No Revel, as I (and several others) have said several times now, the fact that all the occupants in the car are not dead is very good proof that the Americans did not intend to kill or harm them. If the intent had been to kill the occupants of the car, they would all be dead, and the Americans would not have taken the wounded to the hospital. If the U.S. solders had intentionally acted improperly, there would have been no 'witnesses'.
0 Replies
 
georgeob1
 
  1  
Reply Fri 11 Mar, 2005 09:13 am
Well I feel somewhat divided. I am glad to learn that Walter likes me better than at least some things. However, I don't hate the present Italian government - certainly not compared to their previous governments.


Walter is a very likeable guy - despite his left wing political leanings, and I fully forgive him for them.
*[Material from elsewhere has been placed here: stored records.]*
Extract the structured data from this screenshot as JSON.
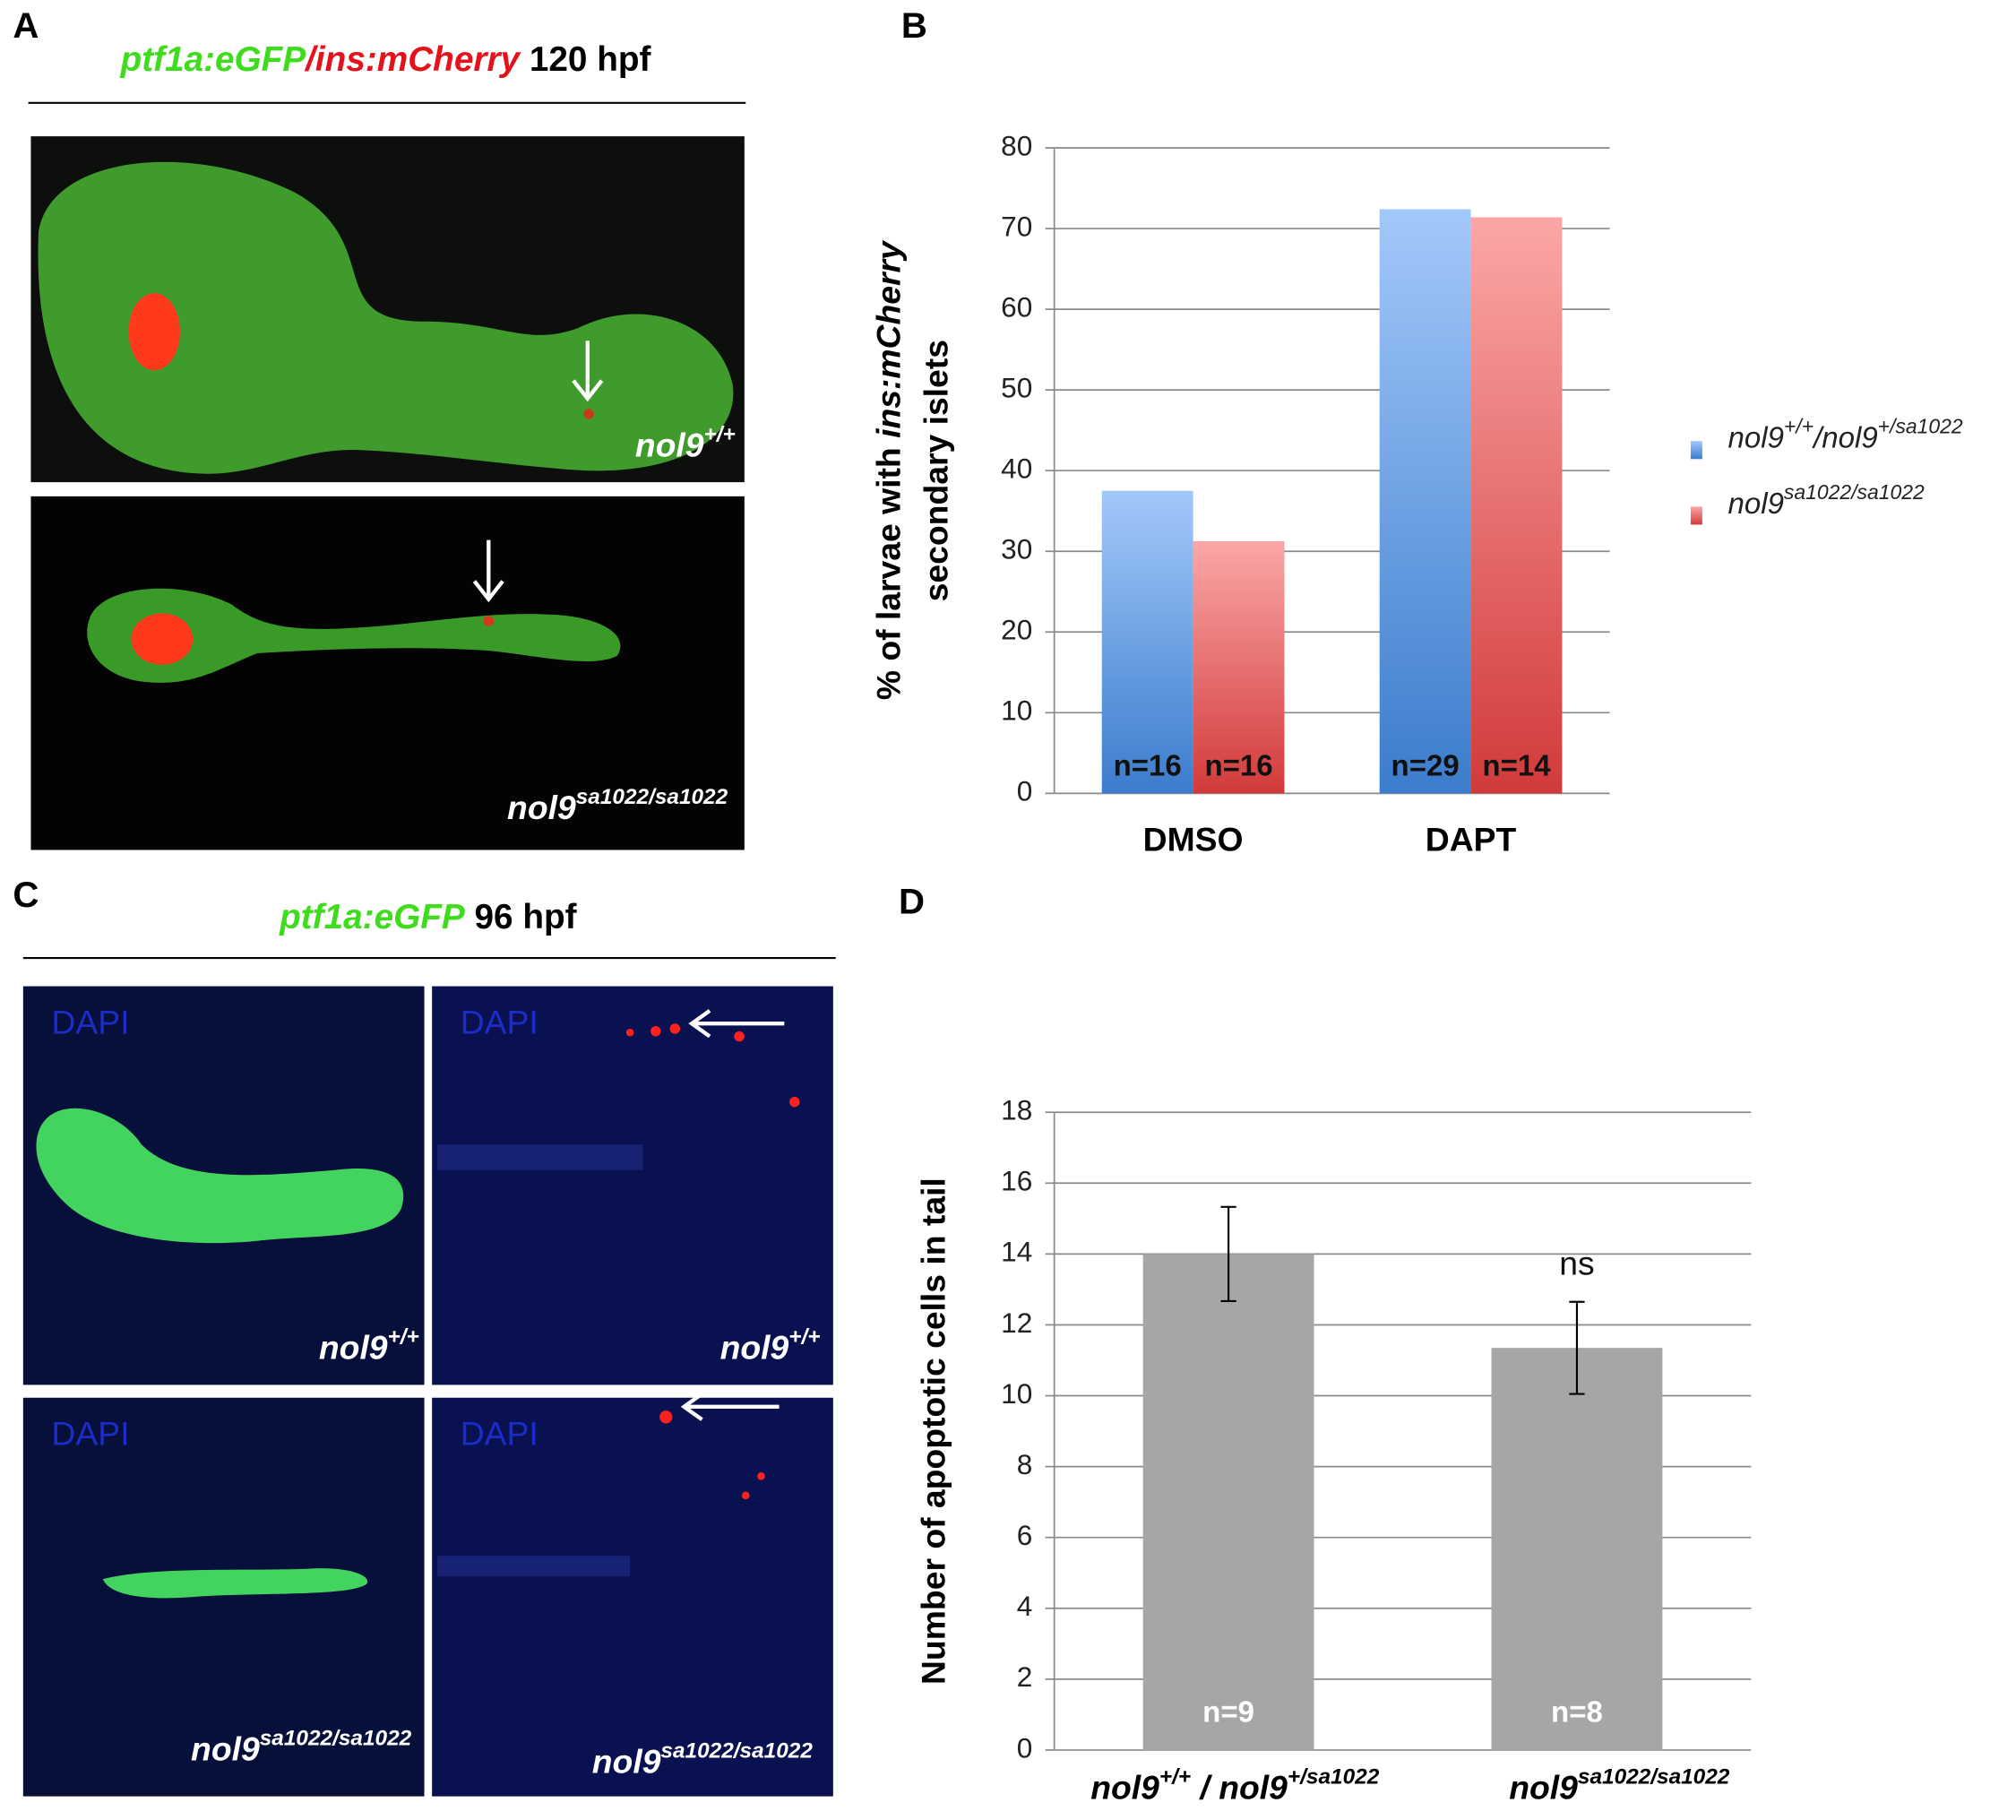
{
  "panels": {
    "A": {
      "label": "A",
      "title": [
        {
          "text": "ptf1a:eGFP",
          "color": "#3fdc1e",
          "italic": true
        },
        {
          "text": "/",
          "color": "#e3121b",
          "italic": true
        },
        {
          "text": "ins:mCherry",
          "color": "#e3121b",
          "italic": true
        },
        {
          "text": " 120 hpf",
          "color": "#000000",
          "italic": false
        }
      ],
      "images": [
        {
          "genotype": [
            "nol9",
            "+/+"
          ]
        },
        {
          "genotype": [
            "nol9",
            "sa1022/sa1022"
          ]
        }
      ]
    },
    "C": {
      "label": "C",
      "title": [
        {
          "text": "ptf1a:eGFP",
          "color": "#3fdc1e",
          "italic": true
        },
        {
          "text": " 96 hpf",
          "color": "#000000",
          "italic": false
        }
      ],
      "images": [
        {
          "stain": "DAPI",
          "genotype": [
            "nol9",
            "+/+"
          ]
        },
        {
          "stain": "DAPI",
          "genotype": [
            "nol9",
            "+/+"
          ]
        },
        {
          "stain": "DAPI",
          "genotype": [
            "nol9",
            "sa1022/sa1022"
          ]
        },
        {
          "stain": "DAPI",
          "genotype": [
            "nol9",
            "sa1022/sa1022"
          ]
        }
      ]
    }
  },
  "chart_data": [
    {
      "type": "bar",
      "panel_label": "B",
      "ylabel": [
        [
          "% of larvae with ",
          "ins:mCherry"
        ],
        [
          "secondary islets"
        ]
      ],
      "categories": [
        "DMSO",
        "DAPT"
      ],
      "series": [
        {
          "name": [
            "nol9",
            "+/+",
            "/nol9",
            "+/sa1022"
          ],
          "color": "#6fa3e8",
          "gradient": [
            "#a3c8fa",
            "#3b7ccc"
          ],
          "values": [
            37.5,
            72.4
          ],
          "n_labels": [
            "n=16",
            "n=29"
          ]
        },
        {
          "name": [
            "nol9",
            "sa1022/sa1022"
          ],
          "color": "#ee7373",
          "gradient": [
            "#fba7a7",
            "#d23a3a"
          ],
          "values": [
            31.25,
            71.4
          ],
          "n_labels": [
            "n=16",
            "n=14"
          ]
        }
      ],
      "ylim": [
        0,
        80
      ],
      "yticks": [
        0,
        10,
        20,
        30,
        40,
        50,
        60,
        70,
        80
      ],
      "grid": true,
      "legend": "right"
    },
    {
      "type": "bar",
      "panel_label": "D",
      "ylabel": [
        [
          "Number of apoptotic cells in tail"
        ]
      ],
      "categories": [
        [
          "nol9",
          "+/+",
          " / nol9",
          "+/sa1022"
        ],
        [
          "nol9",
          "sa1022/sa1022"
        ]
      ],
      "values": [
        14.0,
        11.35
      ],
      "errors": [
        1.33,
        1.3
      ],
      "color": "#a6a6a6",
      "n_labels": [
        "n=9",
        "n=8"
      ],
      "annotations": [
        {
          "text": "ns",
          "category": 1
        }
      ],
      "ylim": [
        0,
        18
      ],
      "yticks": [
        0,
        2,
        4,
        6,
        8,
        10,
        12,
        14,
        16,
        18
      ],
      "grid": true
    }
  ]
}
Similarly, while I find Berlisconi somewhat unsavory, I do like his political outlook.

I still think all the furor over the checkpoint incident is just a lot of sound and fury about nothing.
0 Replies
 
Walter Hinteler
 
  1  
Reply Fri 11 Mar, 2005 09:30 am
In my opinion, one killed person is truely more than nothing.

Especially, when this happened just after he freed a hostage, and was done by allied friends.
0 Replies
 
Ticomaya
 
  1  
Reply Fri 11 Mar, 2005 09:34 am
"Friendly fire" incidents are not all that uncommon. While this incident is certainly not "nothing," there is no reason to make it something it isn't. The investigation is ongoing.
0 Replies
 
Foxfyre
 
  1  
Reply Fri 11 Mar, 2005 09:38 am
Nobody is saying that a lost innocent life is not regrettable Walter. Nothing that George has posted even suggests that. The objectionable part is that some so desperately want the Americans to be guilty. I do not believe they were. I would appreciate your understanding the situation as it existed and why things like this happen in times of both peace and war.

Do you think the police officer does not grieve with much passion when he discovers that the attacker he shot was not armed? But until the attacker was shot, there was no way to know. Do you think the U.S. soldiers were delighted to learn that the occupants of that car were not terrorists, at least in the literal sense? What could you possibly base that impression on?